The spacecraft’s heat shield will endure peak heating of 2,370 degrees Fahrenheit, 75 seconds after entering the atmosphere.
Perseverance is targeting a 28-mile-wide ancient lake bed and river delta, the most challenging site yet for a NASA spacecraft landing on Mars. Rather than being flat and smooth, the small landing site is littered with sand dunes, steep cliffs, boulders and small craters.
The spacecraft has two upgrades — called Range Trigger and Terrain-Relative Navigation — to navigate this difficult and hazardous site.
Range Trigger will tell the 70.5-foot-wide parachute when to deploy based on the spacecraft’s position 240 seconds after entering the atmosphere. After the parachute deploys, the heat shield will detach.
The rover’s Terrain-Relative Navigation acts like a second brain, using cameras to take pictures of the ground as it rapidly approaches and determines the safest spot to land. It can shift the landing spot by up to 2,000 feet, according to NASA.
The back shell and parachute separate after the heat shield is discarded when the spacecraft is 1.3 miles above the Martian surface. The Mars landing engines, which include eight retrorockets, will fire to slow the descent from 190 miles per hour to about 1.7 miles per hour.
Then, the famed sky crane maneuver that landed the Curiosity rover will occur. Nylon cords will lower the rover 25 feet below the descent stage. After the rover touches down on the Martian surface, the cords will detach and the descent stage will fly away and land at a safe distance.
On the surface of Mars
Once the rover has landed, Perseverance’s two-year mission will begin, and it will go through a “checkout” period to make sure it’s ready.
The rover will also find a nice, flat surface to drop the Ingenuity helicopter so it has a place to use as a helipad for its potential five test flights during a 30-day period. This will occur within the first 50 to 90 sols, or Martian days, of the mission.
Once Ingenuity is settled on the surface, Perseverance will drive to a safe spot at a distance and use its cameras to watch Ingenuity’s flight.
This will be the first flight of a helicopter on another planet.
After those flights, Perseverance will begin searching for evidence of ancient life, study Mars’ climate and geology and collect samples that will eventually be returned to Earth via planned future missions. It will drive three times faster than previous rovers.
Jezero Crater was chosen as Perseverance’s home because billions of years ago, the basin was the site of a lake and river delta. Rocks and dirt from this basin could provide fossilized evidence of past microbial life, as well as more information about what ancient Mars was like.

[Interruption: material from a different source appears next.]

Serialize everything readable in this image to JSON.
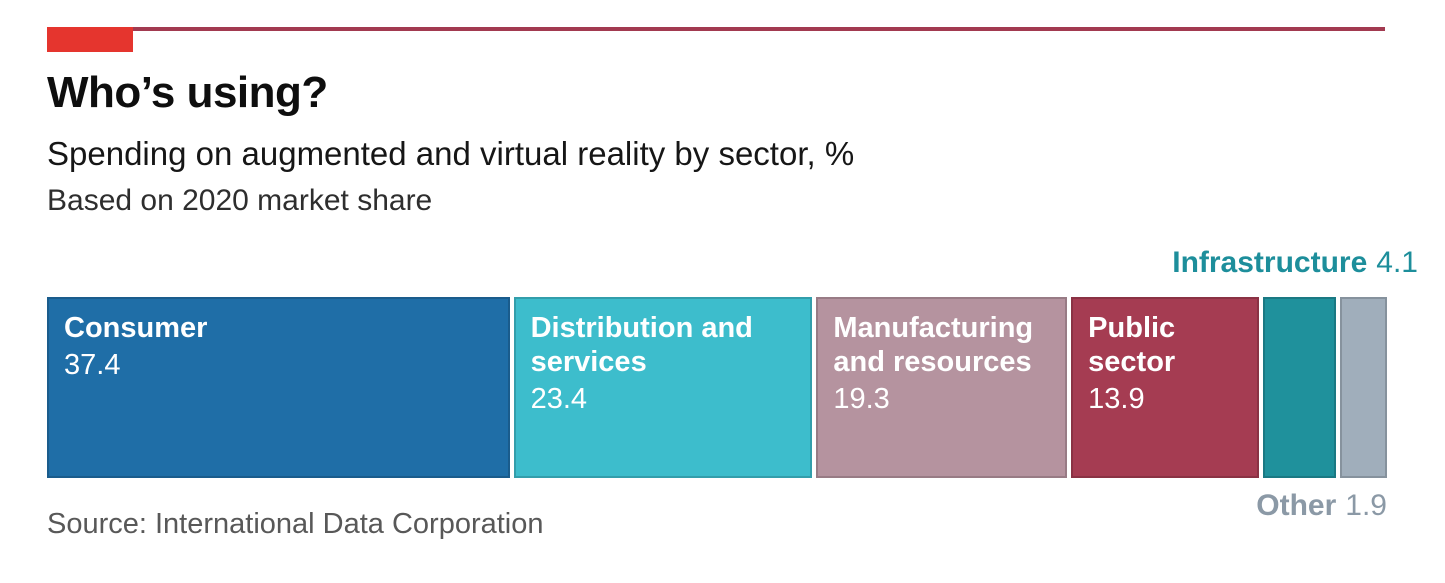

“Perseverance’s sophisticated science instruments will not only help in the hunt for fossilized microbial life, but also expand our knowledge of Martian geology and its past, present, and future,” said Ken Farley, project scientist for Mars 2020, in a statement.
“Our science team has been busy planning how best to work with what we anticipate will be a firehose of cutting-edge data. That’s the kind of ‘problem’ we are looking forward to.”
The path Perseverance will traverse is about 15 miles long, an “epic journey” that will take years, Farley said. What scientists could discover about Mars, though, is worth the journey.
Perseverance also carries instruments that could help further exploration on Mars in the future, like MOXIE, the Mars Oxygen In-Situ Resource Utilization Experiment. This experiment, about the size of a car battery, will attempt to convert Martian carbon dioxide into oxygen.
Not only could this help NASA scientists learn how to produce rocket fuel on Mars, but also oxygen that could be use during future human exploration of the red planet.
“The mission provides hope and unity,” Zurbuchen said. “As our cosmic neighbor, Mars continues to captivate our imagination.”